Hepatitis C Virus Dysregulates Polyamine and Proline Metabolism and Perturbs Urea Cycle

Hepatitis C virus (HCV) is an oncogenic virus that causes chronic liver disease in more than 80% of patients. During the last decade, efficient direct acting antivirals were introduced into clinical practice. However, clearance of the virus does not reduce risk of end-stage liver diseases to the level observed in patients that have never been infected. So, investigation of HCV pathogenesis is still warranted. Virus-induced changes in cell metabolism contribute to the development of HCV-associated liver pathologies. Here we studied the impact of the virus on the metabolism of polyamines and proline as well as on the urea cycle, which plays a crucial role in liver function.
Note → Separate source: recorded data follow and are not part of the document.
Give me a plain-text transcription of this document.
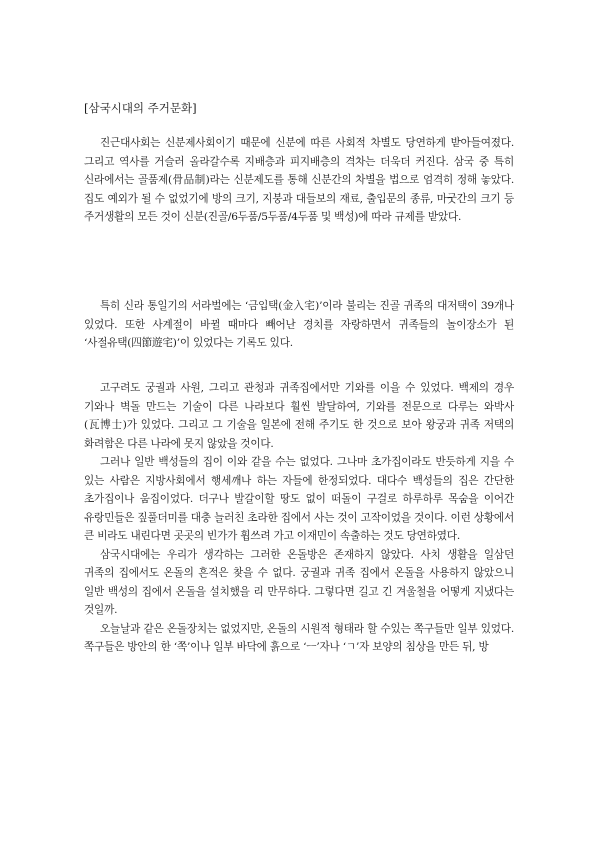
[삼국시대의 주거문화]

진근대사회는 신분제사회이기 때문에 신분에 따른 사회적 차별도 당연하게 받아들여졌다. 그리고 역사를 거슬러 올라갈수록 지배층과 피지배층의 격차는 더욱더 커진다. 삼국 중 특히 신라에서는 골품제(骨品制)라는 신분제도를 통해 신분간의 차별을 법으로 엄격히 정해 놓았다. 집도 예외가 될 수 없었기에 방의 크기, 지붕과 대들보의 재료, 출입문의 종류, 마굿간의 크기 등 주거생활의 모든 것이 신분(진골/6두품/5두품/4두품 및 백성)에 따라 규제를 받았다.

특히 신라 통일기의 서라벌에는 ‘금입택(金入宅)’이라 불리는 진골 귀족의 대저택이 39개나 있었다. 또한 사계절이 바뀔 때마다 빼어난 경치를 자랑하면서 귀족들의 놀이장소가 된 ‘사절유택(四節遊宅)’이 있었다는 기록도 있다.

고구려도 궁궐과 사원, 그리고 관청과 귀족집에서만 기와를 이을 수 있었다. 백제의 경우 기와나 벽돌 만드는 기술이 다른 나라보다 훨씬 발달하여, 기와를 전문으로 다루는 와박사(瓦博士)가 있었다. 그리고 그 기술을 일본에 전해 주기도 한 것으로 보아 왕궁과 귀족 저택의 화려함은 다른 나라에 못지 않았을 것이다.

그러나 일반 백성들의 집이 이와 같을 수는 없었다. 그나마 초가집이라도 반듯하게 지을 수 있는 사람은 지방사회에서 행세깨나 하는 자들에 한정되었다. 대다수 백성들의 집은 간단한 초가집이나 움집이었다. 더구나 발갈이할 땅도 없이 떠돌이 구걸로 하루하루 목숨을 이어간 유랑민들은 짚풀더미를 대충 늘러친 초라한 집에서 사는 것이 고작이었을 것이다. 이런 상황에서 큰 비라도 내린다면 곳곳의 빈가가 휩쓰려 가고 이재민이 속출하는 것도 당연하였다.

삼국시대에는 우리가 생각하는 그러한 온돌방은 존재하지 않았다. 사치 생활을 일삼던 귀족의 집에서도 온돌의 흔적은 찾을 수 없다. 궁궐과 귀족 집에서 온돌을 사용하지 않았으니 일반 백성의 집에서 온돌을 설치했을 리 만무하다. 그렇다면 길고 긴 겨울철을 어떻게 지냈다는 것일까.

오늘날과 같은 온돌장치는 없었지만, 온돌의 시원적 형태라 할 수있는 쪽구들만 일부 있었다. 쪽구들은 방안의 한 ‘쪽’이나 일부 바닥에 흙으로 ‘ㅡ’자나 ‘ㄱ’자 보양의 침상을 만든 뒤, 방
It was found that HCV strongly suppresses the expression of arginase, a key enzyme of the urea cycle, leading to accumulation of arginine and upregulates proline oxidase with a concomitant decrease in proline concentrations. Addition of exogenous proline moderately suppressed viral replication. HCV upregulated transcription but suppressed protein levels of polyamine-metabolizing enzymes. This resulted in a decrease in polyamine content in infected cells. Finally, compounds targeting polyamine metabolism demonstrated pronounced antiviral activity pointing to spermine and spermidine as compounds affecting HCV replication. These data expand our understanding of HCV’s imprint on cell metabolism.